Der Teich steht im Terrarium, wie schon erwähnt, und es gab nur die __ Teichlinse als Pflanze und diese hatten die Raupen komplett weggefressen, als ich den Befall überhaupt erst bemerkt habe! Ich habe dann die restlichen schwimmenden Linsen inkl. Raupen komplett abgefischt. Gestern gab es eine neue Fuhre Teichlinsen von einem anderen Flussabschnitt als beim letzten Mal und ich hoffe, diesmal Ungezieferfrei. Im Terrarium würde ich auch eher keine Mittelchen verspritzen gegen Ungeziefer, denn die Leguane leben schließlich darin.

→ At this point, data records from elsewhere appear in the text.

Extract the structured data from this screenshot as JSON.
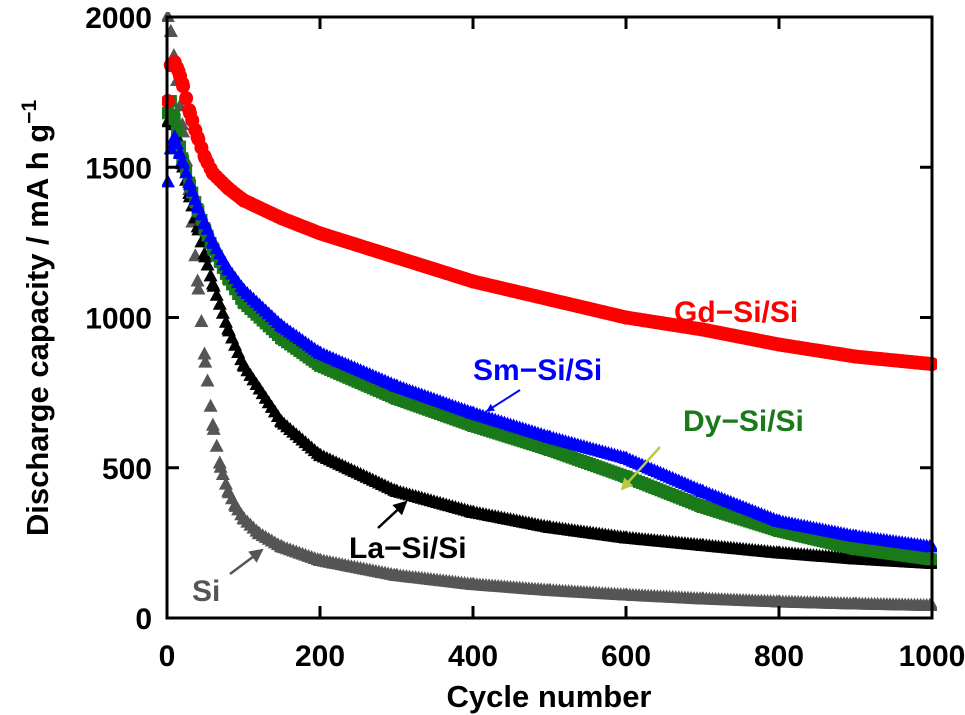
{
  "chart_data": {
    "type": "scatter",
    "xlabel": "Cycle number",
    "ylabel": "Discharge capacity / mA h g",
    "ylabel_sup": "−1",
    "xlim": [
      0,
      1000
    ],
    "ylim": [
      0,
      2000
    ],
    "xticks": [
      "0",
      "200",
      "400",
      "600",
      "800",
      "1000"
    ],
    "yticks": [
      "0",
      "500",
      "1000",
      "1500",
      "2000"
    ],
    "grid": false,
    "legend": "inline labels with arrows",
    "series": [
      {
        "name": "Gd−Si/Si",
        "color": "#ff0000",
        "marker": "circle",
        "x": [
          1,
          5,
          10,
          15,
          20,
          30,
          40,
          50,
          60,
          80,
          100,
          150,
          200,
          300,
          400,
          500,
          600,
          700,
          800,
          900,
          1000
        ],
        "y": [
          1720,
          1840,
          1850,
          1820,
          1780,
          1680,
          1600,
          1530,
          1480,
          1430,
          1390,
          1330,
          1280,
          1200,
          1120,
          1060,
          1000,
          960,
          910,
          870,
          845
        ]
      },
      {
        "name": "Sm−Si/Si",
        "color": "#0000ff",
        "marker": "triangle",
        "x": [
          1,
          5,
          10,
          20,
          30,
          40,
          50,
          60,
          80,
          100,
          150,
          200,
          300,
          400,
          500,
          600,
          700,
          800,
          900,
          1000
        ],
        "y": [
          1450,
          1560,
          1600,
          1520,
          1440,
          1370,
          1310,
          1250,
          1160,
          1090,
          970,
          880,
          770,
          680,
          600,
          530,
          420,
          320,
          270,
          235
        ]
      },
      {
        "name": "Dy−Si/Si",
        "color": "#1a7a1a",
        "marker": "square",
        "x": [
          1,
          5,
          10,
          20,
          30,
          40,
          50,
          60,
          80,
          100,
          150,
          200,
          300,
          400,
          500,
          600,
          700,
          800,
          900,
          1000
        ],
        "y": [
          1680,
          1720,
          1660,
          1530,
          1440,
          1360,
          1290,
          1230,
          1130,
          1050,
          930,
          840,
          730,
          640,
          560,
          470,
          370,
          290,
          230,
          195
        ]
      },
      {
        "name": "La−Si/Si",
        "color": "#000000",
        "marker": "triangle",
        "x": [
          1,
          5,
          10,
          20,
          30,
          40,
          50,
          60,
          80,
          100,
          150,
          200,
          300,
          400,
          500,
          600,
          700,
          800,
          900,
          1000
        ],
        "y": [
          1650,
          1680,
          1640,
          1510,
          1400,
          1300,
          1200,
          1110,
          960,
          840,
          650,
          540,
          420,
          350,
          300,
          265,
          240,
          215,
          195,
          180
        ]
      },
      {
        "name": "Si",
        "color": "#555555",
        "marker": "triangle",
        "x": [
          1,
          5,
          10,
          20,
          30,
          40,
          50,
          60,
          70,
          80,
          90,
          100,
          120,
          150,
          200,
          300,
          400,
          500,
          600,
          700,
          800,
          900,
          1000
        ],
        "y": [
          2000,
          1950,
          1850,
          1640,
          1400,
          1120,
          850,
          640,
          500,
          420,
          370,
          330,
          280,
          235,
          190,
          140,
          110,
          90,
          75,
          62,
          52,
          45,
          40
        ]
      }
    ],
    "annotations": [
      {
        "text": "Gd−Si/Si",
        "series": "Gd−Si/Si"
      },
      {
        "text": "Sm−Si/Si",
        "series": "Sm−Si/Si"
      },
      {
        "text": "Dy−Si/Si",
        "series": "Dy−Si/Si"
      },
      {
        "text": "La−Si/Si",
        "series": "La−Si/Si"
      },
      {
        "text": "Si",
        "series": "Si"
      }
    ]
  }
}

Hier nochmal die Örtlichkeit: http://good-times.webshots.com/photo/2830420400101961258grJPIi (unten links steht der Teich)

Gruß Bine


----------



## Findling (25. Feb. 2008)

*AW: Raupenbefall*

Hallo Bine,

ist ja dem Bild nach zu urteilen ne schön große Anlage die du da hast.   
Welche Leguane hälst du denn da drin?
Sind die Teichlinsen nur für die Optik oder werden die auch von deinen
Leguanen gefressen?

Gruß
Manfred


----------



## Kurt (12. Aug. 2008)

*AW: Raupenbefall*

Hallo Teichfreunde,
hatte jetzt auch Seerosenzünslerbefall - die haben fast alle Seekannenblätter angenagt, die Seerosen sehen aber noch sehr intakt aus.
Bisher habe ich 3 "Doppelblatt-Schlafsäcke" mit Raupe entdeckt und im Glas isoliert - das haben sie aber nicht lange überlebt trotz Wasserwechsel und neuen Blättern. Daraus würde eigentlich ein schöner Schmetterling siehe http://tierdoku.com/index.php?title=Seerosenzünsler

Die "Doppelblatt-Schlafsäcke" sind wirklich ein Meisterwerk der Formschneiderei und Klebetechnik - eine super Tarnung für die Raupe, da kommt nicht so schnell ein Vogel drauf - siehe Foto (Ovales Teil auf den Seekannenblättern liegend -  rechts ragt der Kopf der Raupe heraus) - in diesem Stadium kann man sie eigentlich leicht erkennen und 'ernten'.

Schöne Grüße vom BOdensee
Kurt


----------